The following are differences between physicians and administrators/managers that both must learn to appreciate if situations like the one Dr. Gowen faces are to be handled successfully in the future.

Administrators/Managers Physicians
planners doers
1:n 1:1
proactive reactive
delayed gratification immediate gratification
delegators deciders
participative independent
problem solving: team problem solving: solo
business stewards business owners
value collaboration value collegiality

As a physician, I have always been bound by the imperative “do no harm.” The financial pressures of the day must never persuade us to violate this principle. Being both a physician and a steward of resources is not an either/or proposition but rather an “and/too” one. It is about value—how to provide the best possible care and outcome at the most efficient cost—for everyone, because it’s the right and moral thing to do. It should not be about shaming physicians into ordering less, but about teaching physicians to understand, consider, and decide how best to utilize tests, supplies, drug choices, admissions, and other high-cost items in a smart, efficient, and clinically effective way that leads to the highest-quality outcome for the patient. The literature is rife with examples of how expensive implants and therapies actually lead to inferior or more dangerous results than older, more tested interventions.

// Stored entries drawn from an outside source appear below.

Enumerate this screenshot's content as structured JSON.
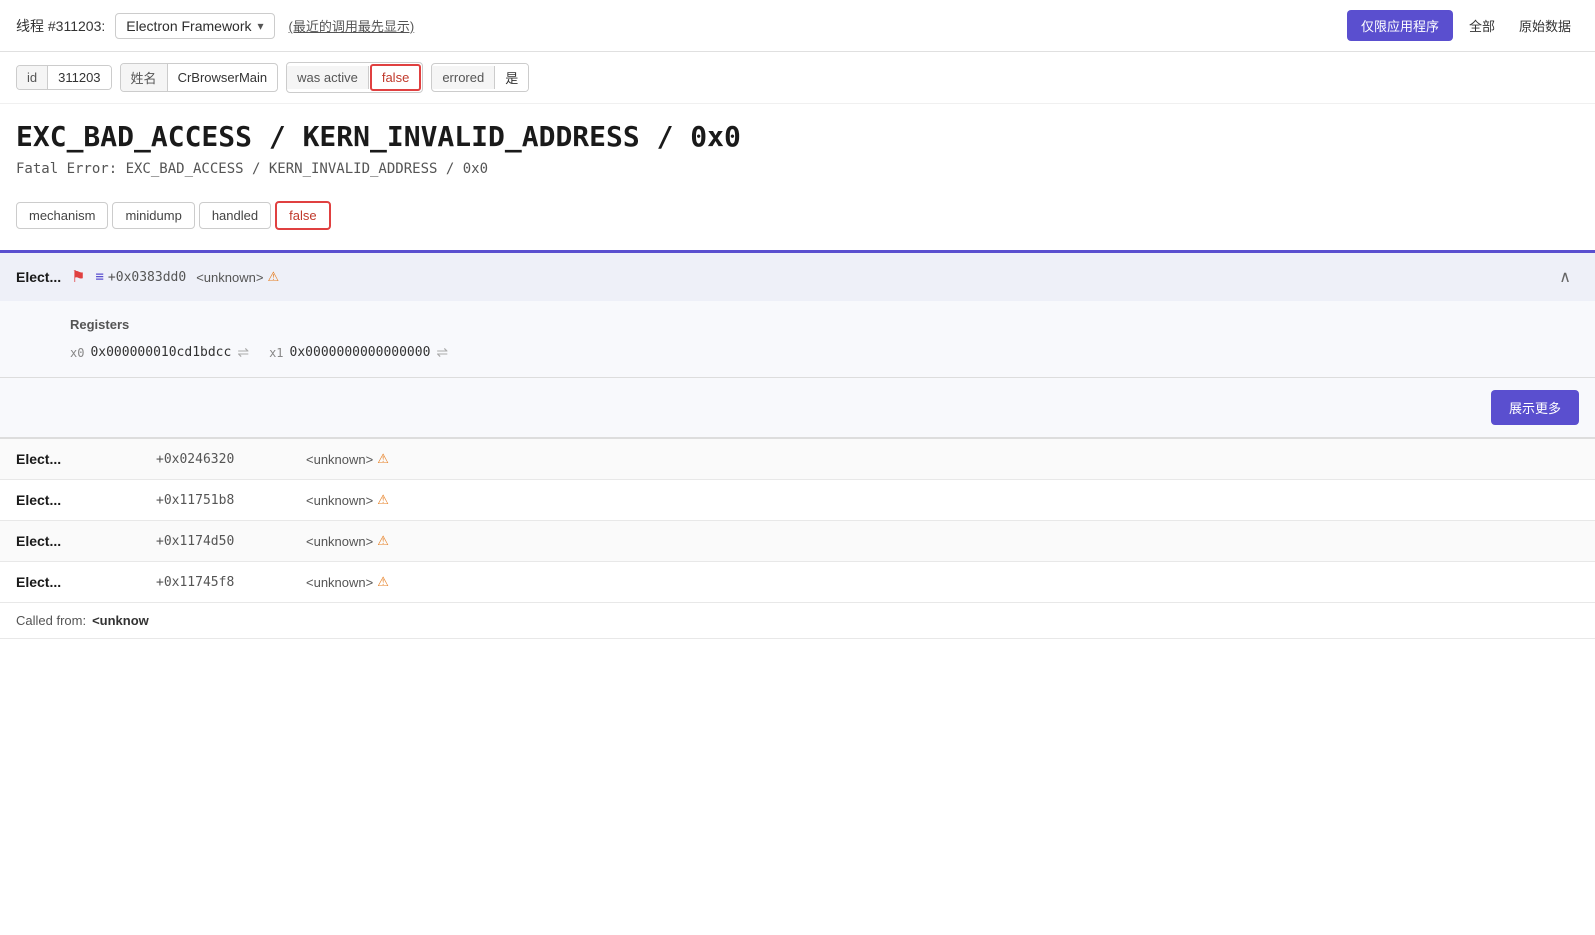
{
  "topbar": {
    "thread_label": "线程 #311203:",
    "thread_name": "Electron Framework",
    "dropdown_arrow": "▾",
    "recent_label": "(最近的调用最先显示)",
    "btn_app_only": "仅限应用程序",
    "btn_all": "全部",
    "btn_raw": "原始数据"
  },
  "info_badges": [
    {
      "key": "id",
      "val": "311203",
      "highlight": false
    },
    {
      "key": "姓名",
      "val": "CrBrowserMain",
      "highlight": false
    },
    {
      "key": "was active",
      "val": "false",
      "highlight": true
    },
    {
      "key": "errored",
      "val": "是",
      "highlight": false
    }
  ],
  "error": {
    "title": "EXC_BAD_ACCESS / KERN_INVALID_ADDRESS / 0x0",
    "subtitle": "Fatal Error: EXC_BAD_ACCESS / KERN_INVALID_ADDRESS / 0x0"
  },
  "tags": [
    {
      "label": "mechanism",
      "highlight": false
    },
    {
      "label": "minidump",
      "highlight": false
    },
    {
      "label": "handled",
      "highlight": false
    },
    {
      "label": "false",
      "highlight": true
    }
  ],
  "active_frame": {
    "name": "Elect...",
    "flag": "⚑",
    "lines_icon": "≡",
    "offset": "+0x0383dd0",
    "location": "<unknown>",
    "warn_icon": "⚠",
    "collapse_icon": "∧"
  },
  "registers": {
    "title": "Registers",
    "items": [
      {
        "name": "x0",
        "value": "0x000000010cd1bdcc"
      },
      {
        "name": "x1",
        "value": "0x0000000000000000"
      }
    ],
    "settings_icon": "⇌",
    "show_more_btn": "展示更多"
  },
  "frames": [
    {
      "name": "Elect...",
      "offset": "+0x0246320",
      "location": "<unknown>",
      "warn": true
    },
    {
      "name": "Elect...",
      "offset": "+0x11751b8",
      "location": "<unknown>",
      "warn": true
    },
    {
      "name": "Elect...",
      "offset": "+0x1174d50",
      "location": "<unknown>",
      "warn": true
    },
    {
      "name": "Elect...",
      "offset": "+0x11745f8",
      "location": "<unknown>",
      "warn": true
    }
  ],
  "called_from": {
    "label": "Called from:",
    "value": "<unknow"
  }
}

Demand-matching pharmaceuticals and implants to the specific condition of the patient is rather new but required of all of us.

Dr. Gowen should expect to receive more complete data than just a cost spreadsheet. Her quality outcome rating for this set of patients should have accompanied the cost analysis. She should expect to learn whether or not her patients’ clinical pictures were more complicated by seeing how her case mix compared to that of her peers. Improving care quality should be the driver, not pure cost benchmarking. How does Dr. Gowen know whether her test ordering is appropriate or “just in case”? Have standardized clinical guidelines been developed, and are they utilized both by her and the entire medical staff? Does a point-of-care ordering system exist as part of her EMR to allow her to see the cost consequences of her ordering decisions and how she might amend them? If the hospital CEO is going to demand new behaviors, he or she must provide all physicians with the tools necessary to allow for and incentivize change.

Dr. Gowen should take her concerns to the quality-of-care committee first. This committee should develop cost and quality guidelines, targets, pathways, and a comprehensive strategy for implementation and deliver it to the hospital’s chief operating officer. The COO’s span of control within the hospital typically includes service line operations, quality management, and implementation of cost-saving measures. This plan should include cost and resource needs. It should also include sample report formats that are doctor-recommended. The final recommendations should be presented to the full medical staff to obtain their buy-in. It is then the responsibility of the physician leadership to hold all physicians accountable for hitting the quality and cost targets.

Physician leadership in the hospital should consider developing a physician contract that outlines the expectations of all physicians at the hospital. Until everyone, including Dr. Gowen, truly understands the “price of equity,” change will be difficult and the knee-jerk reaction of “firing off e-mails” will remain the norm.

Citation

Virtual Mentor. 2013;15(2):111-113.

DOI

10.1001/virtualmentor.2013.15.2.ecas2-1302.

The people and events in this case are fictional. Resemblance to real events or to names of people, living or dead, is entirely coincidental. The viewpoints expressed in this article are those of the author(s) and do not necessarily reflect the views and policies of the AMA.